THM et cardio-vasculaire : la fenêtre d’intervention en question !

Alors qu’une douzaine d’anciennes études d’observation semblait montrer une association positive entre traitement hormonal de la ménopause (THM) et maladies coronariennes, les données des essais randomisés contrôlés lui accordaient des effets nuls voire néfastes. La notion de fenêtre d’intervention a vu le jour récemment expliquant ce paradoxe apparent : les effets bénéfiques des hormones dépendraient en effet de leur délai d’introduction.  Le THM initié rapidement dès le début de la ménopause protègerait de l’athérome les artères encore saines des femmes jeunes alors qu’un début plus tardif sur des vaisseaux « vieillissants » serait délétère.

Une équipe californienne a voulu testé cette « timming hypothesis » en initiant un THM dans une étude randomisée versus placebo en séparant les femmes selon le délai depuis leur ménopause : ainsi est née l’étude Early versus Late Intervention Trial with Estradiol (ELITE). La surveillance sur 5 ans a porté principalement sur l’épaisseur de l’intima-média mesurée tous les 6 mois ainsi qu’une mesure du degré d’athérome par scanner.

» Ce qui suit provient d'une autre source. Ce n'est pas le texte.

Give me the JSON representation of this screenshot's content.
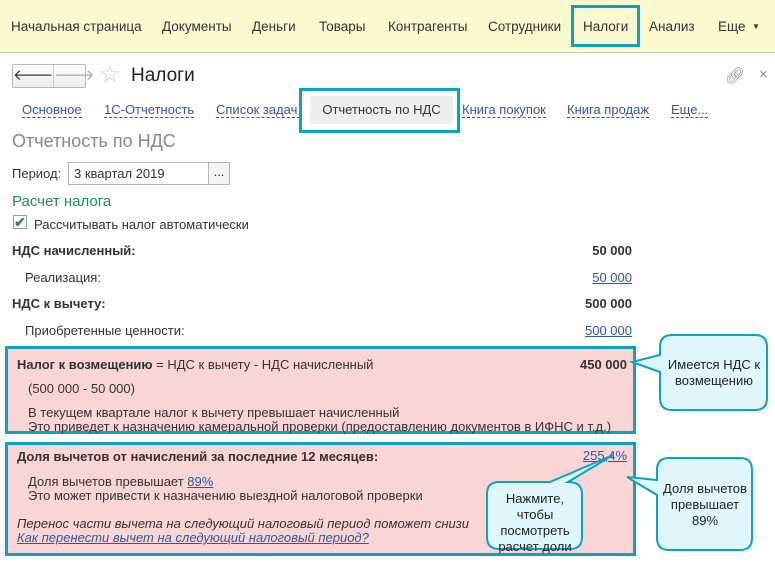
{
  "menu": {
    "items": [
      "Начальная страница",
      "Документы",
      "Деньги",
      "Товары",
      "Контрагенты",
      "Сотрудники",
      "Налоги",
      "Анализ",
      "Еще"
    ],
    "active": "Налоги"
  },
  "header": {
    "title": "Налоги",
    "back_icon": "arrow-left",
    "forward_icon": "arrow-right",
    "star_icon": "star",
    "link_icon": "link",
    "close_icon": "close"
  },
  "tabs": {
    "items": [
      "Основное",
      "1С-Отчетность",
      "Список задач",
      "Отчетность по НДС",
      "Книга покупок",
      "Книга продаж",
      "Еще..."
    ],
    "active": "Отчетность по НДС"
  },
  "page": {
    "heading": "Отчетность по НДС",
    "period_label": "Период:",
    "period_value": "3 квартал 2019",
    "period_button": "...",
    "section": "Расчет налога",
    "auto_checkbox": "Рассчитывать налог автоматически",
    "auto_checked": true,
    "rows": [
      {
        "label": "НДС начисленный:",
        "value": "50 000"
      },
      {
        "label": "Реализация:",
        "value": "50 000"
      },
      {
        "label": "НДС к вычету:",
        "value": "500 000"
      },
      {
        "label": "Приобретенные ценности:",
        "value": "500 000"
      }
    ]
  },
  "refund": {
    "title_bold": "Налог к возмещению",
    "title_rest": " = НДС к вычету - НДС начисленный",
    "value": "450 000",
    "calc": "(500 000 - 50 000)",
    "line1": "В текущем квартале налог к вычету превышает начисленный",
    "line2": "Это приведет к назначению камеральной проверки (предоставлению документов в ИФНС и т.д.)"
  },
  "share": {
    "title": "Доля вычетов от начислений за последние 12 месяцев:",
    "value": "255,4%",
    "line1": "Доля вычетов превышает ",
    "line1_link": "89%",
    "line2": "Это может привести к назначению выездной налоговой проверки",
    "hint": "Перенос части вычета на следующий налоговый период поможет снизи",
    "hint_link": "Как перенести вычет на следующий налоговый период?"
  },
  "callouts": {
    "refund": "Имеется НДС к возмещению",
    "click": "Нажмите, чтобы посмотреть расчет доли",
    "share": "Доля вычетов превышает 89%"
  },
  "colors": {
    "highlight": "#0aa3c2",
    "alert_bg": "#f9d6d5",
    "callout_bg": "#dff7fb",
    "accent_green": "#1d8f5c",
    "link": "#2c5aa0"
  }
}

Ainsi, 643 femmes « en bonne santé » ont été recrutées : 271 ménopausées depuis moins de 6 ans et 372 depuis plus de 10 ans. Dans chaque groupe, une randomisation (1/1) a permis de traiter environ la moitié des femmes par 1 mg/j de 17β estradiol oral (associé à la progestérone micronisée en l’absence d’hystérectomie antérieure), l’autre moitié étant sous placebo.

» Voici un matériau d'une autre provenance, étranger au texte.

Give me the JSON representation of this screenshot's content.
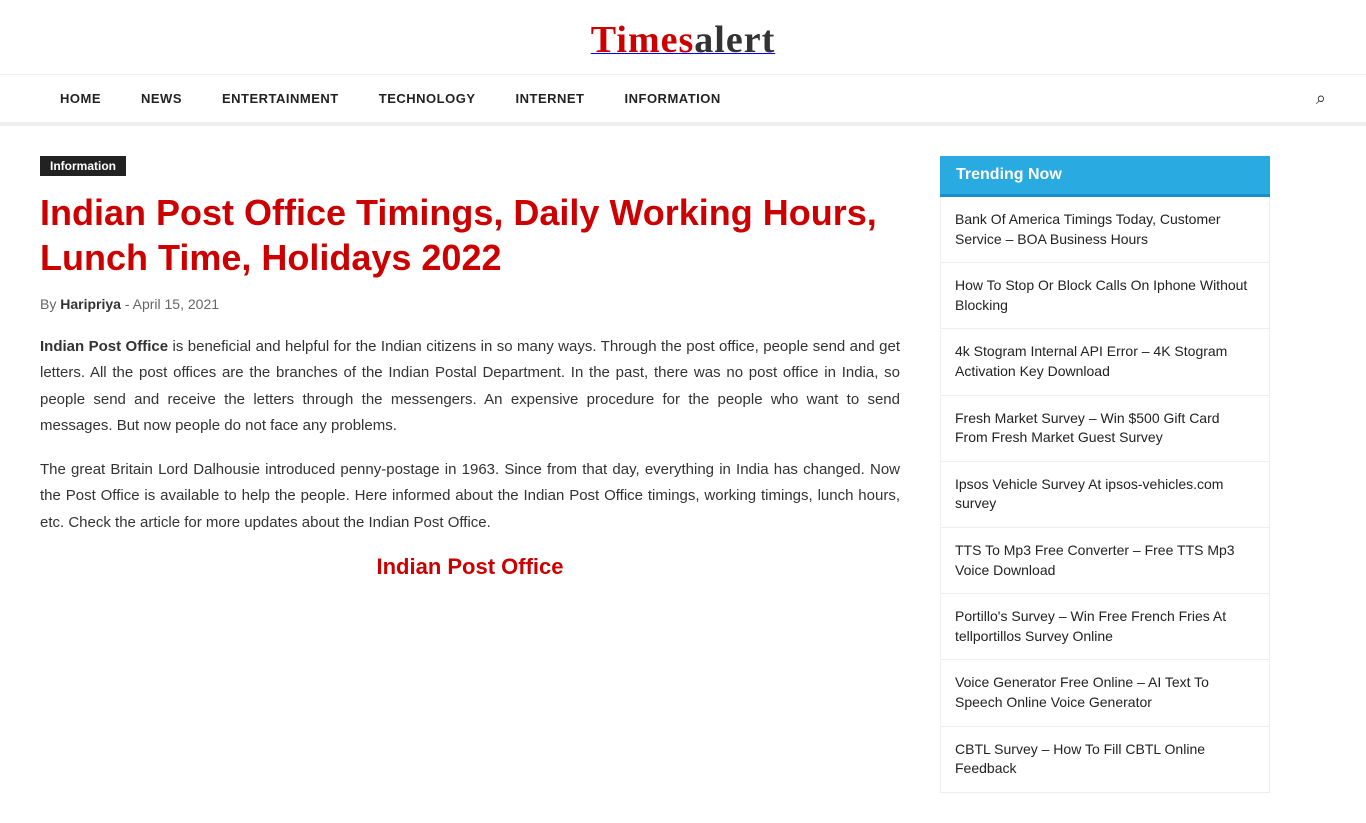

L’évaluation de l’épaisseur intima-média après 5 ans montrait une évolution significativement différente dans les 2 groupes (p=0,007). Chez les femmes traitées précocement après le début de leur ménopause, la progression de l’épaisseur intima-média était significativement diminuée par rapport aux femmes sous placebo : - 0,0034 mm/an (IC à 95% - 0,0062à -0,0008  p=0,008). La progestérone associée chez les femmes non hystérectomisées ne modifiait pas ces résultats bénéfiques.  A l’inverse, chez les femmes ménopausées depuis plus de 10 ans, le THM ne permettait pas de freiner l’évolution de l’athérome. En revanche, l’étude par coupes tomodensitométriques des plaques, dépôts calciques et sténoses artérielles ne permettait pas de mettre en évidence de différence entre les groupes.

Cette étude semble donc confirmer l’hypothèse de la fenêtre d’intervention : un THM apparait réduire la progression de l’épaisseur intima-média (facteur prédictif des évènements cardio-vasculaires) uniquement s’il est initié précocement après l’installation de la ménopause. En revanche, celui-ci serait sans impact sur un athérome déjà constitué avec des artères déjà altérées. Les récepteurs des estrogènes situés sur les parois vasculaires pourraient en effet disparaitre en l’absence de traitement rapidement après la ménopause. Ces données expliquent les résultats négatifs de certains essais randomisés (femmes plus âgées recrutées) et des études chez des patientes atteintes de coronaropathie avérée.

La mise en route d’un THM dès la ménopause pourrait éviter le développement de lésions artérielles qui, une fois constituées, ne peuvent régresser. Cependant, cette étude ne permet pas répondre à la question  le rôle du THM sur les évènements cardio-vasculaires (IDM et AVC) dont l’origine implique d’autres facteurs comme les facteurs thrombotiques et les ruptures de plaques.

 

Hodis HN, Mack WJ, Henderson VW et al. Vascular effects of early versus late postmenopausal treatment with estradiol. N Eng J Med 2016; 374: 1221-31.